The up and down nature of the past month has created a rare situation for the volatility markets. The SPX index is now at basically a 3 month high, but realized volatility is also near the highs of the last 3 months.
The following chart shows 3 month realized volatility vs. 3 month implied volatility (so the implied volatility for at-the-money options in SPX that expire in 3 months) over the last 3 years:
In most cases, implied volatility (the black line) is higher than realized volatility, which is an illustration of the insurance-like properties of options, where they are normally priced higher than the future expected move. In the few instances where the market has a big down move (flash crash in 2010 and Aug 2011 down move), realized volatility picks up. Since it’s 3 month backward looking volatility, it usually stays elevated even after the market has calmed down and forward looking implied volatility has started to move back lower.

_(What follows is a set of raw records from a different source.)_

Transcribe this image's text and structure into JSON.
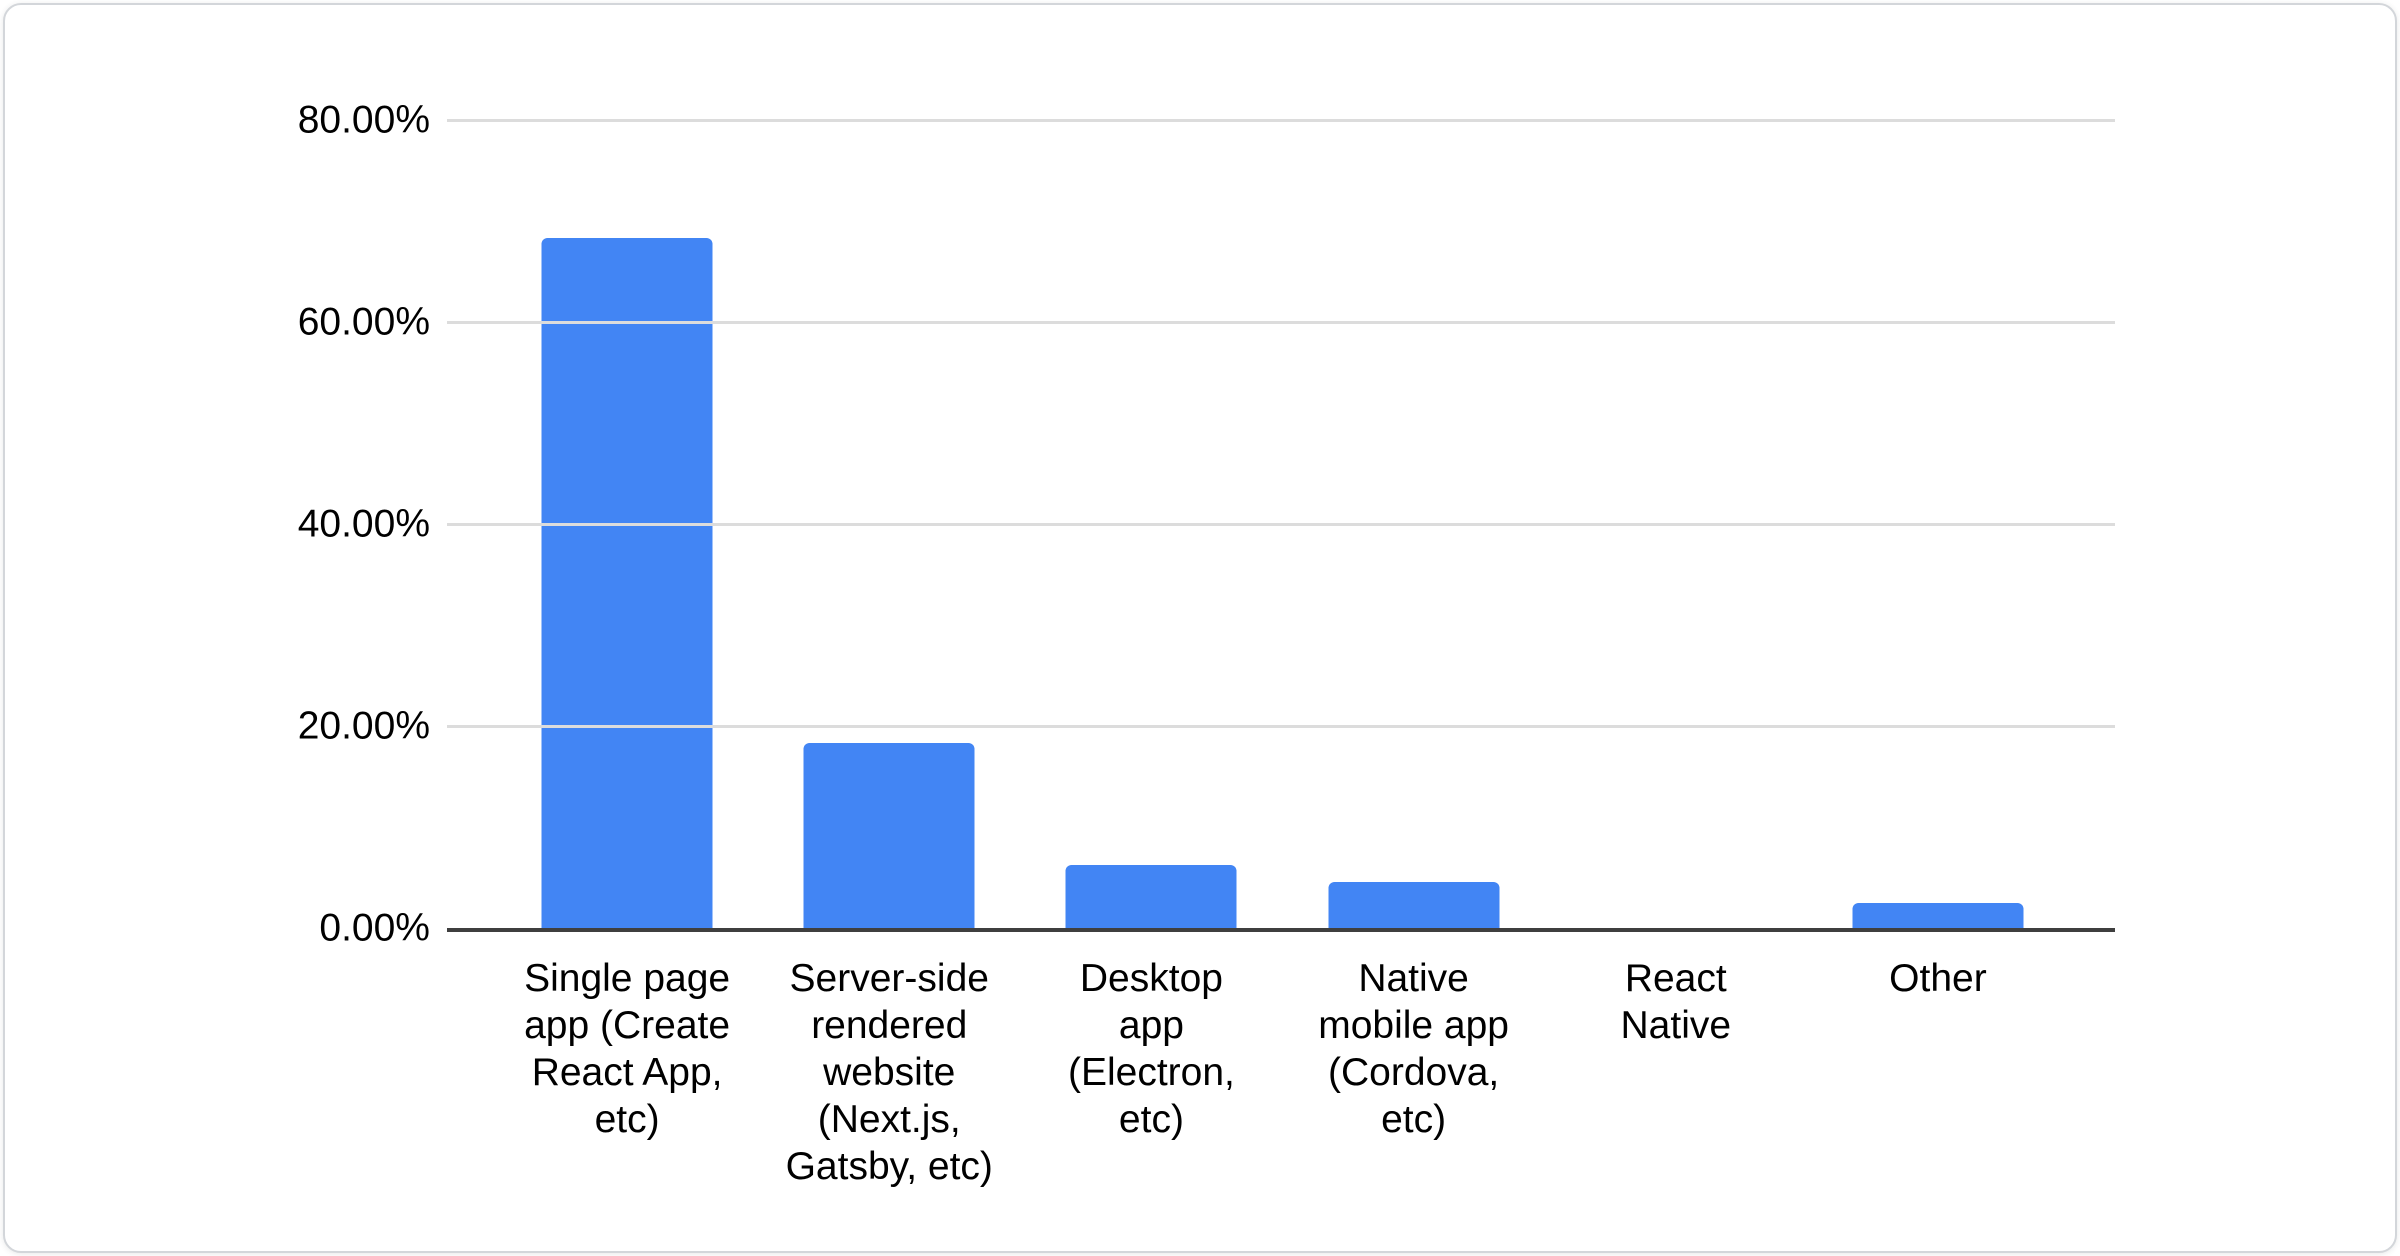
{
  "card": {
    "background": "#ffffff",
    "border_color": "#d3d6da"
  },
  "chart_data": {
    "type": "bar",
    "title": "",
    "xlabel": "",
    "ylabel": "",
    "categories": [
      "Single page app (Create React App, etc)",
      "Server-side rendered website (Next.js, Gatsby, etc)",
      "Desktop app (Electron, etc)",
      "Native mobile app (Cordova, etc)",
      "React Native",
      "Other"
    ],
    "category_label_lines": [
      [
        "Single page",
        "app (Create",
        "React App,",
        "etc)"
      ],
      [
        "Server-side",
        "rendered",
        "website",
        "(Next.js,",
        "Gatsby, etc)"
      ],
      [
        "Desktop",
        "app",
        "(Electron,",
        "etc)"
      ],
      [
        "Native",
        "mobile app",
        "(Cordova,",
        "etc)"
      ],
      [
        "React",
        "Native"
      ],
      [
        "Other"
      ]
    ],
    "values": [
      68.3,
      18.3,
      6.2,
      4.6,
      0,
      2.5
    ],
    "value_unit": "%",
    "ylim": [
      0,
      80
    ],
    "yticks": [
      {
        "value": 0,
        "label": "0.00%"
      },
      {
        "value": 20,
        "label": "20.00%"
      },
      {
        "value": 40,
        "label": "40.00%"
      },
      {
        "value": 60,
        "label": "60.00%"
      },
      {
        "value": 80,
        "label": "80.00%"
      }
    ],
    "grid": true,
    "legend": false,
    "colors": {
      "bar": "#4285f4",
      "axis_line": "#3f3f3f",
      "gridline": "#dcdcdc",
      "text": "#000000"
    }
  }
}
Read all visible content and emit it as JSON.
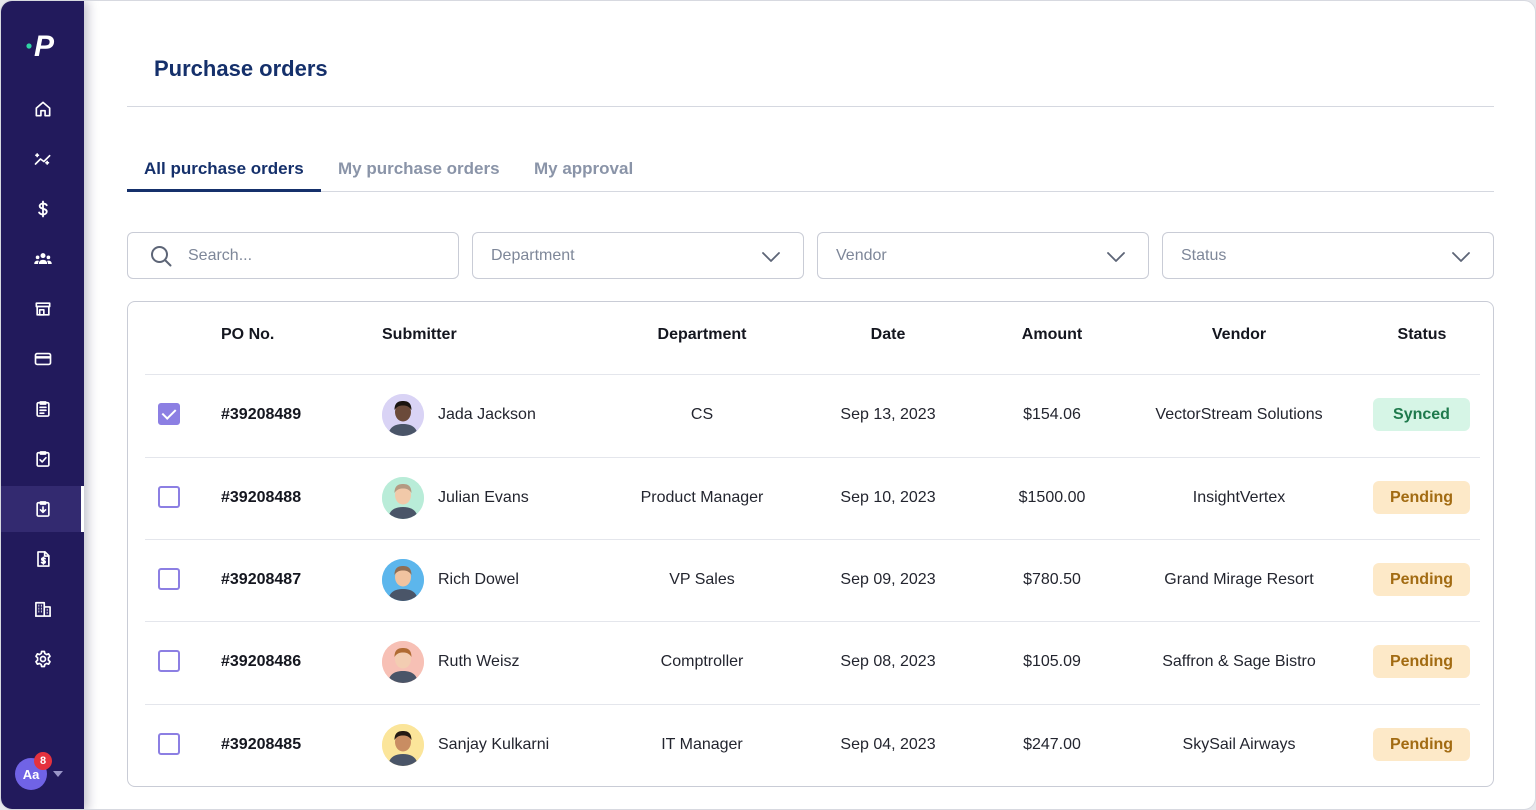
{
  "app": {
    "logo_letter": "P"
  },
  "page": {
    "title": "Purchase orders"
  },
  "sidebar": {
    "items": [
      {
        "icon": "home-icon"
      },
      {
        "icon": "analytics-icon"
      },
      {
        "icon": "dollar-icon"
      },
      {
        "icon": "team-icon"
      },
      {
        "icon": "store-icon"
      },
      {
        "icon": "credit-card-icon"
      },
      {
        "icon": "clipboard-list-icon"
      },
      {
        "icon": "clipboard-check-icon"
      },
      {
        "icon": "clipboard-download-icon"
      },
      {
        "icon": "invoice-icon"
      },
      {
        "icon": "building-icon"
      },
      {
        "icon": "gear-icon"
      }
    ],
    "active_index": 8,
    "user": {
      "initials": "Aa",
      "notifications": "8"
    }
  },
  "tabs": [
    {
      "label": "All purchase orders",
      "active": true
    },
    {
      "label": "My purchase orders",
      "active": false
    },
    {
      "label": "My approval",
      "active": false
    }
  ],
  "filters": {
    "search_placeholder": "Search...",
    "department_placeholder": "Department",
    "vendor_placeholder": "Vendor",
    "status_placeholder": "Status"
  },
  "table": {
    "headers": {
      "po": "PO No.",
      "submitter": "Submitter",
      "department": "Department",
      "date": "Date",
      "amount": "Amount",
      "vendor": "Vendor",
      "status": "Status"
    },
    "rows": [
      {
        "checked": true,
        "po": "#39208489",
        "submitter": "Jada Jackson",
        "department": "CS",
        "date": "Sep 13, 2023",
        "amount": "$154.06",
        "vendor": "VectorStream Solutions",
        "status": "Synced",
        "avatar_bg": "#d9d3f5"
      },
      {
        "checked": false,
        "po": "#39208488",
        "submitter": "Julian Evans",
        "department": "Product Manager",
        "date": "Sep 10, 2023",
        "amount": "$1500.00",
        "vendor": "InsightVertex",
        "status": "Pending",
        "avatar_bg": "#b9ecd8"
      },
      {
        "checked": false,
        "po": "#39208487",
        "submitter": "Rich Dowel",
        "department": "VP Sales",
        "date": "Sep 09, 2023",
        "amount": "$780.50",
        "vendor": "Grand Mirage Resort",
        "status": "Pending",
        "avatar_bg": "#5cb6ec"
      },
      {
        "checked": false,
        "po": "#39208486",
        "submitter": "Ruth Weisz",
        "department": "Comptroller",
        "date": "Sep 08, 2023",
        "amount": "$105.09",
        "vendor": "Saffron & Sage Bistro",
        "status": "Pending",
        "avatar_bg": "#f7c0b5"
      },
      {
        "checked": false,
        "po": "#39208485",
        "submitter": "Sanjay Kulkarni",
        "department": "IT Manager",
        "date": "Sep 04, 2023",
        "amount": "$247.00",
        "vendor": "SkySail Airways",
        "status": "Pending",
        "avatar_bg": "#fbe59a"
      }
    ]
  },
  "colors": {
    "sidebar_bg": "#221a5c",
    "title": "#15306b",
    "accent_checkbox": "#8c7fe3",
    "synced_bg": "#d6f5e6",
    "synced_text": "#1f7a4d",
    "pending_bg": "#fde9c8",
    "pending_text": "#a26b12"
  }
}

What’s unique about the current situation is that implied volatility has moved below realized volatility even though implied volatility is already priced near the low end of the last 3 years. It could also just be that realized volatility is relatively high given that the market is only 2% from new highs. That is a rare phenomenon that illustrates how volatile the market has been even as it has pushed higher.
I don’t have any strong takeaways from this other than to think that volatility looks especially cheap here. Interestingly, this situation is even more pronounced in Europe, as Europe is at almost 4 month highs, but realized volatility is the highest it has been in all of 2012.